Africans, a majority from West Africa, introduced their distinctive syncopation & percussive instruments to the Americas which cohered with Spanish genres (like flamenco & paso doble) & native music & dance & transformed them. Thus we have the salsa, mambo, cha cha, rumba, tango, & merengue (which began as African mimicry of the French minuet)--as well as a vast repertoire of musical genres which continue to fuse & hybridize. We live in an interesting world.

But the cultural fusions are infinitely more complex than even that. The Spanish flamenco & paso doble are themselves the result of hybridization. To name just a few elements, flamenco incorporates body movements from Hindu dancing brought, according to some historians, by Untouchable migrants from the Punjabi region of India (other historians claim they were hired performers at festivals); Andalusian regional folk dances; Jewish synagogue chants; Arabic elements, not so much in body movements but in use of finger cymbals, tambourines & costuming; & going full circle, African influences coming back to Spain from colonies in the Americas.

All that history to explain that now we read many Arabs are concerned about the “Westernization” introduced into Middle Eastern cultures through TV programs, music videos, hip-hop music, comic book super heroes, & Barbie dolls. Of course the concern is the cultural indoctrination of white supremacist ideas which permeate much of this pop cultural stuff along with male supremacism.
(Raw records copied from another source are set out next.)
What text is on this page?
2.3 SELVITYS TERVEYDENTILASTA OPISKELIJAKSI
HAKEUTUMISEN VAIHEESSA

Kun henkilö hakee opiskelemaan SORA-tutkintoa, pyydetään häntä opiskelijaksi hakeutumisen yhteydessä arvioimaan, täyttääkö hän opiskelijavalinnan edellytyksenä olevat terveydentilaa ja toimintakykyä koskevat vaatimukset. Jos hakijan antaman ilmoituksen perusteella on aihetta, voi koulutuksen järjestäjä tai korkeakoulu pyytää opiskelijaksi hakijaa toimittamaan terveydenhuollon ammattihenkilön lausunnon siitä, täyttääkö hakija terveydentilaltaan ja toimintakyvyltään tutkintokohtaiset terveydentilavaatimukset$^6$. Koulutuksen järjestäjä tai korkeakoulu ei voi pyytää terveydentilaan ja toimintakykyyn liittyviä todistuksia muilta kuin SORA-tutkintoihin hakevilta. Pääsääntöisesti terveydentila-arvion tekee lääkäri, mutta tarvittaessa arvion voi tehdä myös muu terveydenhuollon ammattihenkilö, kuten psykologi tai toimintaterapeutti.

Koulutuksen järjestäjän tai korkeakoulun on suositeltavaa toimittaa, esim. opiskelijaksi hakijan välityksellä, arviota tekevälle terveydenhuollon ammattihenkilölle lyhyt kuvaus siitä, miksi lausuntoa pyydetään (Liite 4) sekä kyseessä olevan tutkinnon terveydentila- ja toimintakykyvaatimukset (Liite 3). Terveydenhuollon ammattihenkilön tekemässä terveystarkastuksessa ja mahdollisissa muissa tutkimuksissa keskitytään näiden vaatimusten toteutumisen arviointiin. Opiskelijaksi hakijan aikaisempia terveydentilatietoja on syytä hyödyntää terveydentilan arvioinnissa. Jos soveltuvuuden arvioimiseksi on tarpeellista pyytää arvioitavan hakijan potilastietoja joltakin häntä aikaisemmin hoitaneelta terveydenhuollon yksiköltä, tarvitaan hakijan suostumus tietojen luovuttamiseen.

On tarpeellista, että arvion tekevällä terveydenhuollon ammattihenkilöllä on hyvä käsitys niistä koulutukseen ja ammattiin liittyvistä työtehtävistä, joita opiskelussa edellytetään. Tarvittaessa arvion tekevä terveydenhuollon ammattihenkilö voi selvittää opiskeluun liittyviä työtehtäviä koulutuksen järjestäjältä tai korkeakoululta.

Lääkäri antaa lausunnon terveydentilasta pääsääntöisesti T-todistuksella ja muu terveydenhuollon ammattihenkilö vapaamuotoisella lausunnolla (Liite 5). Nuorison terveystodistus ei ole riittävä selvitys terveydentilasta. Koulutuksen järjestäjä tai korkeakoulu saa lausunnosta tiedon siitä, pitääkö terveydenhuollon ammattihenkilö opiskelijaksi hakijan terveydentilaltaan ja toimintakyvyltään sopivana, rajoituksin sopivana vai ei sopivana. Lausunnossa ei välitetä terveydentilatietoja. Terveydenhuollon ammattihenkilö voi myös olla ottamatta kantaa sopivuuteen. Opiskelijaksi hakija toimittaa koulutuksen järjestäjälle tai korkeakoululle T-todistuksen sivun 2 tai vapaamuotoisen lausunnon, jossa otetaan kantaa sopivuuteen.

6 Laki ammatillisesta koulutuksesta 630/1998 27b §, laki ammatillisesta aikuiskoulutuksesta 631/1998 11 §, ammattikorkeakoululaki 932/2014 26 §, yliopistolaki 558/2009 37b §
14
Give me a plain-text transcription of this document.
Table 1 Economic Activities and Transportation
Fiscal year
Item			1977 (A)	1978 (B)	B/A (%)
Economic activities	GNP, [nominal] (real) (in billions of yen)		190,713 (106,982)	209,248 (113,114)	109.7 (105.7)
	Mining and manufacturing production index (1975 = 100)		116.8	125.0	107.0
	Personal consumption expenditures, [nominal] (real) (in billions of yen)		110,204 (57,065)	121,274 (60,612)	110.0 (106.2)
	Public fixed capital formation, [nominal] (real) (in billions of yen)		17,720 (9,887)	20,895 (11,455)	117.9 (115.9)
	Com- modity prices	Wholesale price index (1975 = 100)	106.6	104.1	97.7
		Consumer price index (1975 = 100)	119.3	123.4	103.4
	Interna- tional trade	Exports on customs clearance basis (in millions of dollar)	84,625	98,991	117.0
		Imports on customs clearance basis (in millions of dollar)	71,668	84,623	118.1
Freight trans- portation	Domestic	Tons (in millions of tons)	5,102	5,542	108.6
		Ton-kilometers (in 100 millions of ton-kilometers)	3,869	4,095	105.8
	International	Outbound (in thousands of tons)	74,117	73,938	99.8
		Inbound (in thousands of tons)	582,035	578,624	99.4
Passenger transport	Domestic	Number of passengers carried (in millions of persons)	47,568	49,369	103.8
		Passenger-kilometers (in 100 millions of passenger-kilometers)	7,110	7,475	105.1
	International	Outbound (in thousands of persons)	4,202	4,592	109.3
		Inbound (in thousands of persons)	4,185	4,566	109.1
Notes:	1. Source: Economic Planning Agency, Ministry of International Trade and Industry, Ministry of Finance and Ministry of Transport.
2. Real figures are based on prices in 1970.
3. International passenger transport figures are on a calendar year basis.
Photojournalist Natalie Naccache has launched a project to document this cultural collision & has already traveled through several countries to investigate how Arabs are attempting to manage this phenomenon. Though as any feminist mother of a child clamoring for a Barbie doll can testify, it’s a lot easier to disseminate these cultural influences than to control them. In Kuwait, she is looking at a series of comic books that have superheroes from Arabic history with Islamic archetypes; & she is documenting the popularity of Fulla dolls, essentially Arabized Barbie dolls which are selling well from Egypt to Saudi Arabia.

Cultural fusions are so creative & expand the artistic possibilities that make human beings such an interesting lot--which makes it all the more important that supremacist views be challenged & defeated politically so the creative potentials of all will be allowed to flourish--& we can live in a world of music & dance.